Blind Waters (2023)

Rating: C

Dir: Anthony C. Ferrante
Star: Meghan Carrasquillo, Noam Sigler, Francisco Angelini, Jhey Castles

Ferrante’s shot at making a shark movie without any meteorological shenanigans is a bit of a mixed bag. It begins well enough, giving us two people, in Valentina Armas (Carrasquillo) and Weston Dern (Sigler), who are not actively unpleasant to be with. This is rarer than you’d expect, the genre largely being populated with college assholes. Valentina and Weston appear actually to care for each other, to the extent he is intending to propose to her underwater, on their scuba-diving trip while on holiday in Mexico. You will not be surprised to learn, a shark has other plans, and they are soon trapped on top of their upturned boat (above). He has a nasty leg wound; she suffered a blow to the head, severely affecting her vision. 
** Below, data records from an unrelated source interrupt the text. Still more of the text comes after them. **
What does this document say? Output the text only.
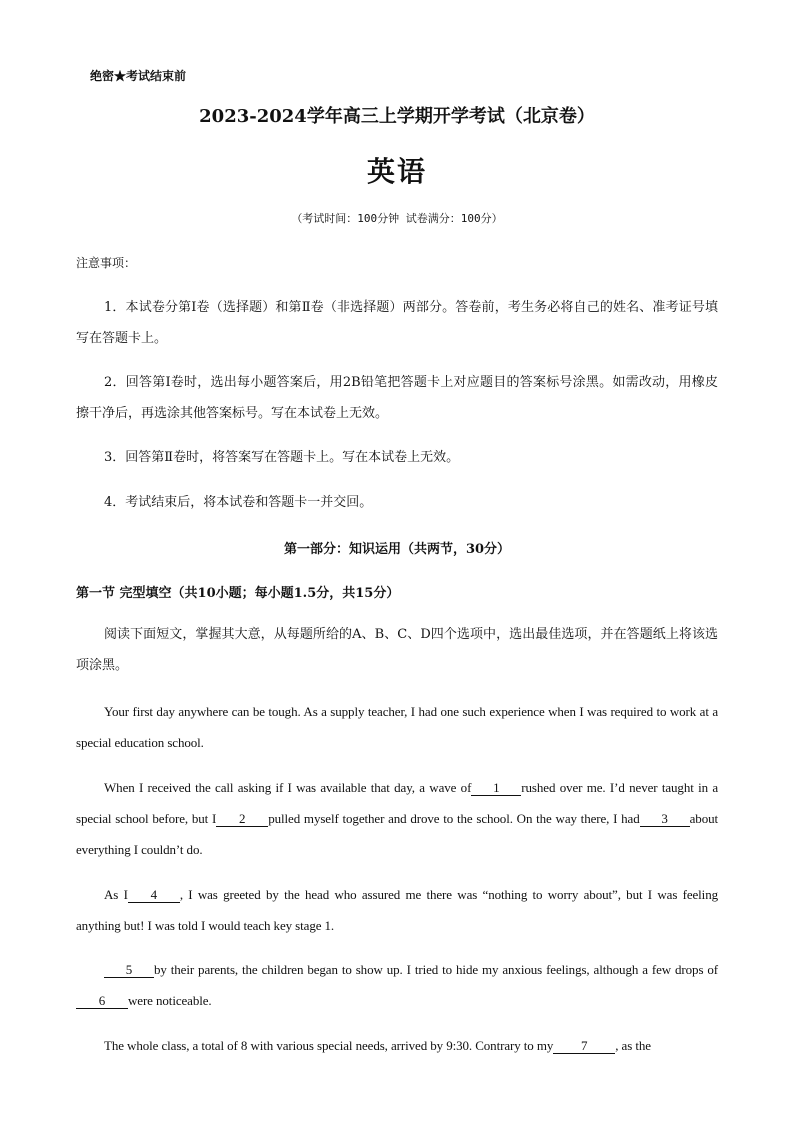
绝密★考试结束前
2023-2024学年高三上学期开学考试（北京卷）
英语
（考试时间：100分钟 试卷满分：100分）
注意事项：

1．本试卷分第Ⅰ卷（选择题）和第Ⅱ卷（非选择题）两部分。答卷前，考生务必将自己的姓名、准考证号填写在答题卡上。

2．回答第Ⅰ卷时，选出每小题答案后，用2B铅笔把答题卡上对应题目的答案标号涂黑。如需改动，用橡皮擦干净后，再选涂其他答案标号。写在本试卷上无效。

3．回答第Ⅱ卷时，将答案写在答题卡上。写在本试卷上无效。

4．考试结束后，将本试卷和答题卡一并交回。

第一部分：知识运用（共两节，30分）
第一节 完型填空（共10小题；每小题1.5分，共15分）

阅读下面短文，掌握其大意，从每题所给的A、B、C、D四个选项中，选出最佳选项，并在答题纸上将该选项涂黑。

Your first day anywhere can be tough. As a supply teacher, I had one such experience when I was required to work at a special education school.

When I received the call asking if I was available that day, a wave of 1 rushed over me. I’d never taught in a special school before, but I 2 pulled myself together and drove to the school. On the way there, I had 3 about everything I couldn’t do.

As I 4 , I was greeted by the head who assured me there was “nothing to worry about”, but I was feeling anything but! I was told I would teach key stage 1.

5 by their parents, the children began to show up. I tried to hide my anxious feelings, although a few drops of6 were noticeable.

The whole class, a total of 8 with various special needs, arrived by 9:30. Contrary to my 7 , as the
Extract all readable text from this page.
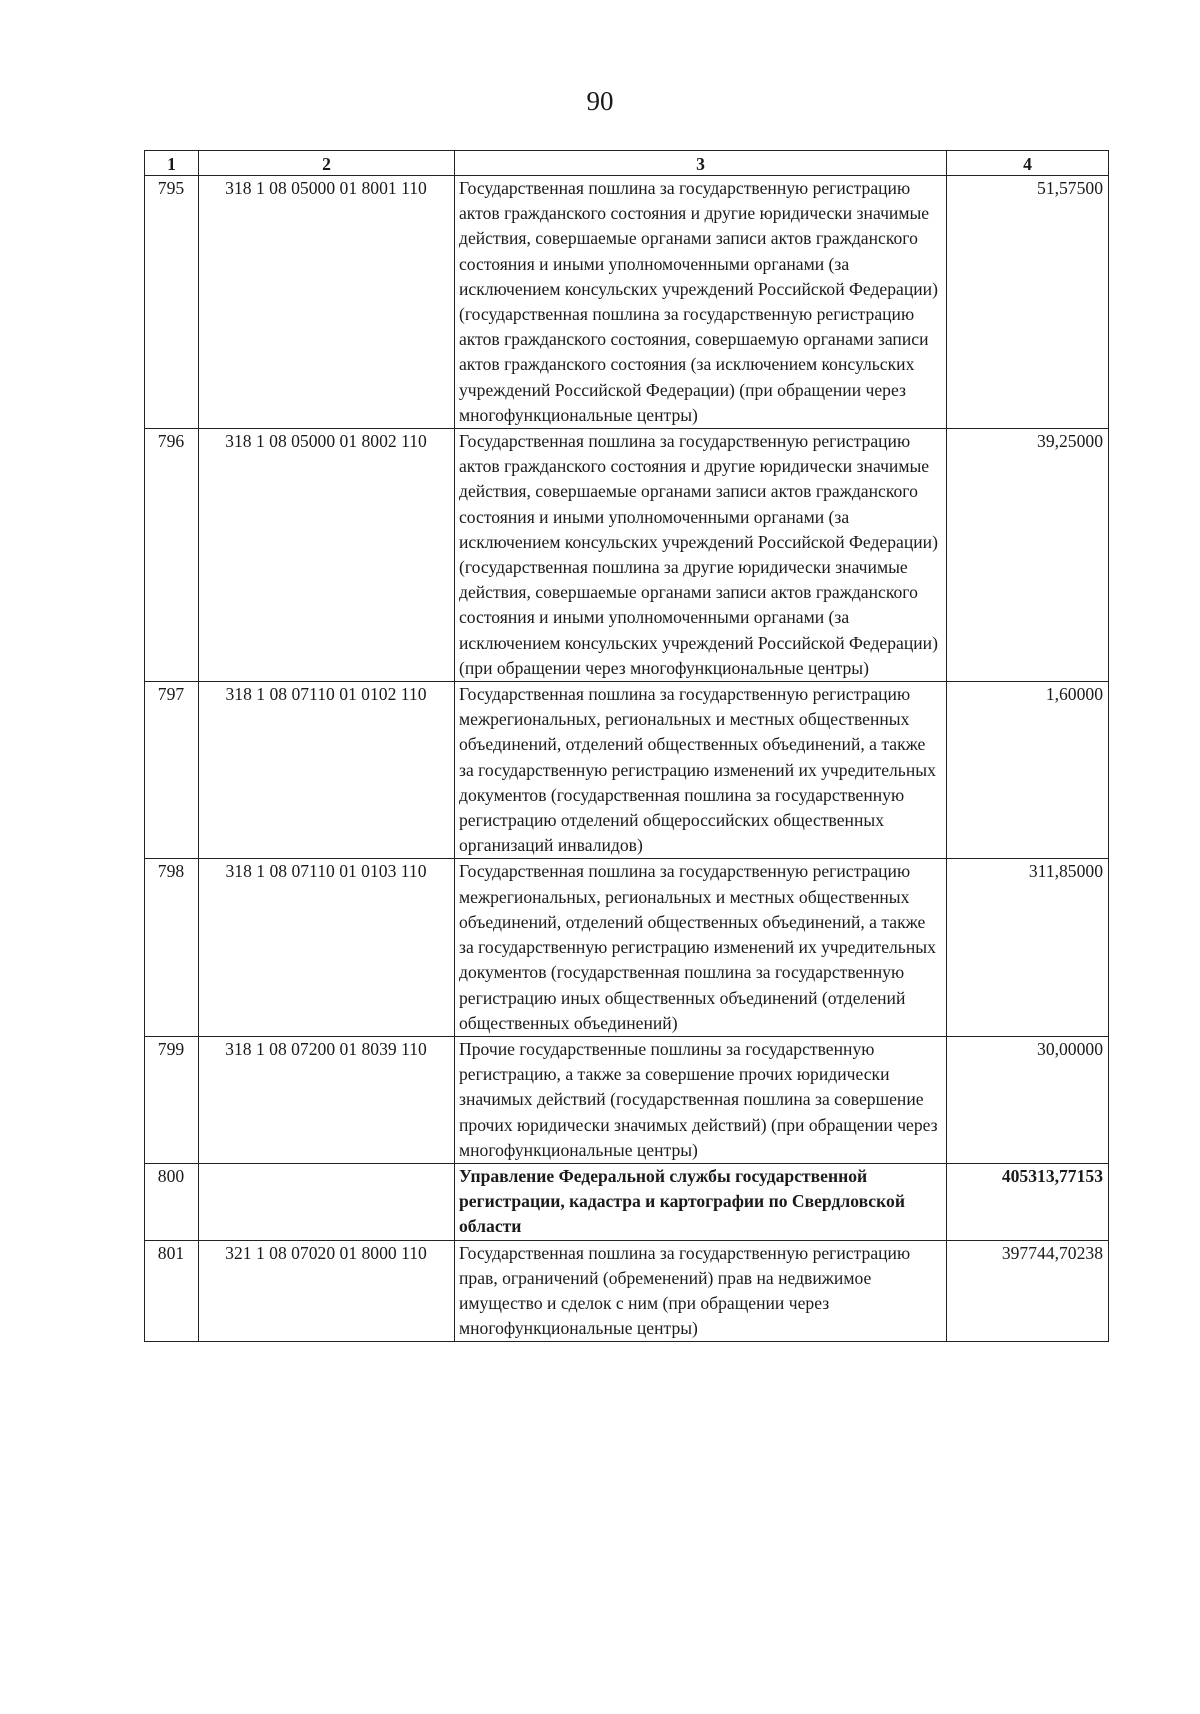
90
1	2	3	4
795	318 1 08 05000 01 8001 110	Государственная пошлина за государственную регистрацию актов гражданского состояния и другие юридически значимые действия, совершаемые органами записи актов гражданского состояния и иными уполномоченными органами (за исключением консульских учреждений Российской Федерации) (государственная пошлина за государственную регистрацию актов гражданского состояния, совершаемую органами записи актов гражданского состояния (за исключением консульских учреждений Российской Федерации) (при обращении через многофункциональные центры)	51,57500
796	318 1 08 05000 01 8002 110	Государственная пошлина за государственную регистрацию актов гражданского состояния и другие юридически значимые действия, совершаемые органами записи актов гражданского состояния и иными уполномоченными органами (за исключением консульских учреждений Российской Федерации) (государственная пошлина за другие юридически значимые действия, совершаемые органами записи актов гражданского состояния и иными уполномоченными органами (за исключением консульских учреждений Российской Федерации) (при обращении через многофункциональные центры)	39,25000
797	318 1 08 07110 01 0102 110	Государственная пошлина за государственную регистрацию межрегиональных, региональных и местных общественных объединений, отделений общественных объединений, а также за государственную регистрацию изменений их учредительных документов (государственная пошлина за государственную регистрацию отделений общероссийских общественных организаций инвалидов)	1,60000
798	318 1 08 07110 01 0103 110	Государственная пошлина за государственную регистрацию межрегиональных, региональных и местных общественных объединений, отделений общественных объединений, а также за государственную регистрацию изменений их учредительных документов (государственная пошлина за государственную регистрацию иных общественных объединений (отделений общественных объединений)	311,85000
799	318 1 08 07200 01 8039 110	Прочие государственные пошлины за государственную регистрацию, а также за совершение прочих юридически значимых действий (государственная пошлина за совершение прочих юридически значимых действий) (при обращении через многофункциональные центры)	30,00000
800		Управление Федеральной службы государственной регистрации, кадастра и картографии по Свердловской области	405313,77153
801	321 1 08 07020 01 8000 110	Государственная пошлина за государственную регистрацию прав, ограничений (обременений) прав на недвижимое имущество и сделок с ним (при обращении через многофункциональные центры)	397744,70238
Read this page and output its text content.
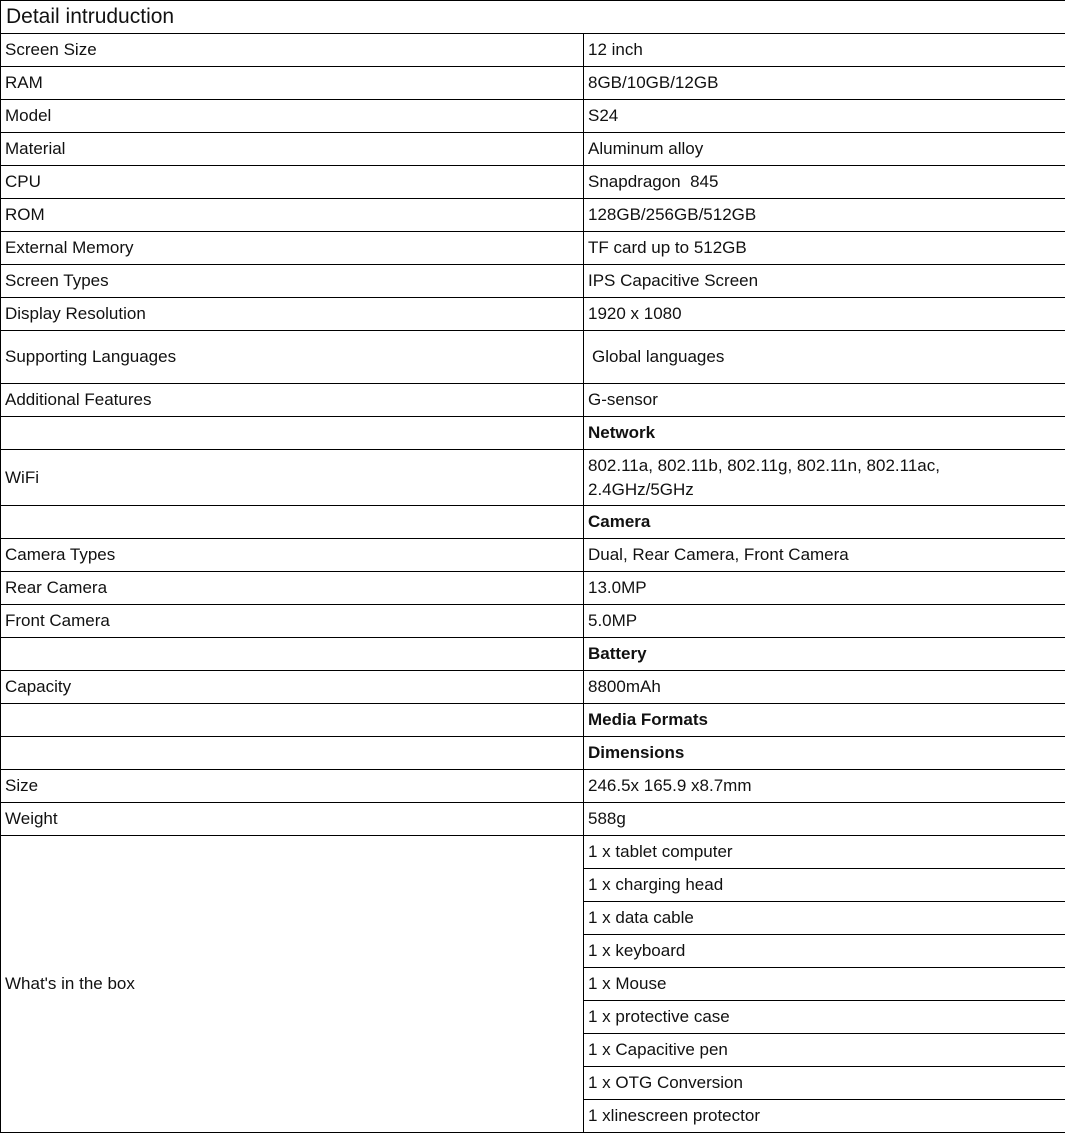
Detail intruduction	
Screen Size	12 inch
RAM	8GB/10GB/12GB
Model	S24
Material	Aluminum alloy
CPU	Snapdragon  845
ROM	128GB/256GB/512GB
External Memory	TF card up to 512GB
Screen Types	IPS Capacitive Screen
Display Resolution	1920 x 1080
Supporting Languages	Global languages
Additional Features	G-sensor
	Network
WiFi	802.11a, 802.11b, 802.11g, 802.11n, 802.11ac,
2.4GHz/5GHz

	Camera
Camera Types	Dual, Rear Camera, Front Camera
Rear Camera	13.0MP
Front Camera	5.0MP
	Battery
Capacity	8800mAh
	Media Formats
	Dimensions
Size	246.5x 165.9 x8.7mm
Weight	588g
What's in the box	1 x tablet computer
	1 x charging head
	1 x data cable
	1 x keyboard
	1 x Mouse
	1 x protective case
	1 x Capacitive pen
	1 x OTG Conversion
	1 xlinescreen protector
I must admit, given the title, I was expecting an actual blind person. But I guess, Legally Blind Waters, Blurry Waters or Partially Sighted Waters might not have sold as well. The shark isn’t the only problem faced by our loving couple. After dragging themselves to a nearby island, they meet Gabe (Angelini), whose craft perhaps offers a way of escape. Or perhaps not. For the audience knows, and they initially do not, that Gabe is a boat thief and killer. He has no intention of waiting around to be rescued by the local Coast Guard, with all their awkward questions. Valentina and Weston might have been safer, when they were bleeding and in the water.

It almost feels like these are two different movies, and they spend their time fighting for dominance, rather than meshing smoothly. It could be described as something of a cross between Open Water and Wait Until Dark. If you have difficulty getting your brain around that combo, you are not the only person. The human threat fares better, in that Gabe isn’t ropey CGI – a fate suffered rather too often by the shark. However, the main issue is perhaps too many holes in the script. Why does the shark capsize the boat, then hardly bother to follow up? The stupid family who all contrive to fall in the sea and get eaten. Gabe’s escape on a little raft. Tides that can potentially cover an island at least a hundred feet high.

And don’t even get me started on the couple’s rope-wrangling skills. I’ll say no more than this: you can pull a rope from both ends, y’know… There are some decent moments of threat, and a genuine sense that people may die. I did like the finale, where the shark and Gabe, both imperil Valentina and her blurred view of the world. She still proves entirely capable of defending herself though, albeit not quite going Zatoichi on its fishy ass. This is probably not a film, I’ll bother to rewatch; there isn’t enough here to make it stand out. However, I was never bored – just occasionally irritated – and in the shark genre, that’s all I can reasonably hope for.